Saisi par l’association Protéines France, la plus haute juridiction administrative a suspendu le décret du 29 juin interdisant les dénominations animales pour les produits contenant des protéines végétales. En cause : une échéance trop proche et une rédaction floue.
Via une ordonnance du 27 juillet, le juge des référés du Conseil d’État suspend le décret du 29 juin 2022 qui interdit aux produits contenant des protéines végétales d’utiliser des dénominations animales (comme « steak » ou « saucisse »). La plus haute juridiction administrative reproche au gouvernement de ne pas « préciser la liste » des dénominations concernées, ce qui « porte atteinte à la sécurité juridique ». En raison de sa rédaction trop floue, « le décret ne définirait pas de façon suffisante les obligations auxquelles les personnes concernées sont soumises et les manquements susceptibles de leur être reprochés », d'après l'ordonnance.

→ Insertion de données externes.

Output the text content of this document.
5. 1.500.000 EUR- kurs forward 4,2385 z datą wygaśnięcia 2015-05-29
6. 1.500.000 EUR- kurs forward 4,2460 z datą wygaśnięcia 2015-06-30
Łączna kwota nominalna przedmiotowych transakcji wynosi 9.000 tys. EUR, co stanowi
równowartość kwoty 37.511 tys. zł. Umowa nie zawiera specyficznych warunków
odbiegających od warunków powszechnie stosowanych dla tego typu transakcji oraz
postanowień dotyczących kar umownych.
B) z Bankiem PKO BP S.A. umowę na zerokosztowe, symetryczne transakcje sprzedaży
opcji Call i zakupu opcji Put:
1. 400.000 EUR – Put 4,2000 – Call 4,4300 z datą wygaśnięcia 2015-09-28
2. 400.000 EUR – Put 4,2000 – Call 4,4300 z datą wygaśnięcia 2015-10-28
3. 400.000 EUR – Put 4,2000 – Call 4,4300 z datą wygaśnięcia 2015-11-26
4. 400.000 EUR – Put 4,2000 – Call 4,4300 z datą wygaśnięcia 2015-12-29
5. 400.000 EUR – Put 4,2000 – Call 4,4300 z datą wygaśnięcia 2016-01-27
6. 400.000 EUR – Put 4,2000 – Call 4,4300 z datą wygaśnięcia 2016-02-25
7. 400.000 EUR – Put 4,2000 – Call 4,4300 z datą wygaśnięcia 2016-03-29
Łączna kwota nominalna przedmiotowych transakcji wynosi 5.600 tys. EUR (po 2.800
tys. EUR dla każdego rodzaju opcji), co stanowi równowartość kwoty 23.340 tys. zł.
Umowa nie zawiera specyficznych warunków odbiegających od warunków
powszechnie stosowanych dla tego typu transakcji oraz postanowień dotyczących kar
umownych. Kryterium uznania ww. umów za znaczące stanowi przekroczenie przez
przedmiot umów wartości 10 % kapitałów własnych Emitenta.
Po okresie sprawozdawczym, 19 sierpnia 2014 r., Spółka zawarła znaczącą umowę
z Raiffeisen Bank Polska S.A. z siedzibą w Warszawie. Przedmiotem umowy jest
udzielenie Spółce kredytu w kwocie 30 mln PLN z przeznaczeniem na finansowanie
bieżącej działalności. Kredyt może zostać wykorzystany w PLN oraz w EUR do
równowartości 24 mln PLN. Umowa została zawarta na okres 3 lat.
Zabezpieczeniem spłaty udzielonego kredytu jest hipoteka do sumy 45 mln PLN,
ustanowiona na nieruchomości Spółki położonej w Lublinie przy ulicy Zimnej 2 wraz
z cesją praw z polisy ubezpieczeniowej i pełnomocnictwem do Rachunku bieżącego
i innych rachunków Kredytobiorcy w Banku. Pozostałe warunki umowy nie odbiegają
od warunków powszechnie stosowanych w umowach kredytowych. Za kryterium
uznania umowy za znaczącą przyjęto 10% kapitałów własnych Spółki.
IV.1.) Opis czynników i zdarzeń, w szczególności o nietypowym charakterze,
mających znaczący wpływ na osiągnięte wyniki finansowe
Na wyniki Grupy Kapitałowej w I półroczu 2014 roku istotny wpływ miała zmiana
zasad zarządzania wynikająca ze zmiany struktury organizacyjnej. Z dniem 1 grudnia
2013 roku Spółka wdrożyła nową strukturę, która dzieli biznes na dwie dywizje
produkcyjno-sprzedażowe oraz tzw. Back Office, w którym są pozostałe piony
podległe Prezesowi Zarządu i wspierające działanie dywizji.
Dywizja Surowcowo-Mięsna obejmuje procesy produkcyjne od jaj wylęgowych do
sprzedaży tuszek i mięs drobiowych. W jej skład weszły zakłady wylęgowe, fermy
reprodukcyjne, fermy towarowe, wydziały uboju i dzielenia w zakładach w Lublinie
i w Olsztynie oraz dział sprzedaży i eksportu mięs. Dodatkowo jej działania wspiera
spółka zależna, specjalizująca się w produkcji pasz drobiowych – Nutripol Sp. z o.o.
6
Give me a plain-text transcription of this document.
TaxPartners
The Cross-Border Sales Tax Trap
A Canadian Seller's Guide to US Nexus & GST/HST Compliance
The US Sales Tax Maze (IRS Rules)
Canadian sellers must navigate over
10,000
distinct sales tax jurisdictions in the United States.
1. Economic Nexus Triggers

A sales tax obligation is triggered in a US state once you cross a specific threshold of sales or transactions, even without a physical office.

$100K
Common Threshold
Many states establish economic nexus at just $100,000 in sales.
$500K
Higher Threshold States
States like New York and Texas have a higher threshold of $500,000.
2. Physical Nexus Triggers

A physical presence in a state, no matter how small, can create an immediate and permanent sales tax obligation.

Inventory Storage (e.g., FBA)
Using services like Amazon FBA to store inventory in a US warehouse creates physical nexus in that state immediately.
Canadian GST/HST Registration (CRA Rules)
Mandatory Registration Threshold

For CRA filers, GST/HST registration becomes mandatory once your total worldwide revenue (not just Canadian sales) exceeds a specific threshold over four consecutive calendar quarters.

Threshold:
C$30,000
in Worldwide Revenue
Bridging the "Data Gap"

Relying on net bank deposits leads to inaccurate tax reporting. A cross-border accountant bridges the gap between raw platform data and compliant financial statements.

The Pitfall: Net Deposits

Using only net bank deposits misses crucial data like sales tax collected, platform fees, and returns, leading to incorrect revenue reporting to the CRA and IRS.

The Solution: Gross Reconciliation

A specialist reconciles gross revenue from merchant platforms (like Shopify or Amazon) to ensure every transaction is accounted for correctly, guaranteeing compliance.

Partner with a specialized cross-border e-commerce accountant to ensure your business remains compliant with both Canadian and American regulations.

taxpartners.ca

Dans le détail, ce sont les interdictions faites aux produits végétaux d’utiliser la « terminologie spécifique de la boucherie, de la charcuterie ou de la poissonnerie » ou une « dénomination d’une denrée alimentaire d’origine animale représentative des usages commerciaux » qui sont censurées.
« Une provocation », pour la FNSEA
Le Conseil d’État a aussi validé un autre argument de Protéines France, l'organisation à l’origine de la saisine : l’interdiction devait entrer en vigueur le 1er octobre, un calendrier « qui ne permet pas matériellement aux entreprises (…) de modifier les dénominations de leurs produits », selon la requête de l’association. Or, selon les magistrats, « l’administration n’établit pas d’urgence s’attachant à un intérêt public imposant l’exécution de la mesure ».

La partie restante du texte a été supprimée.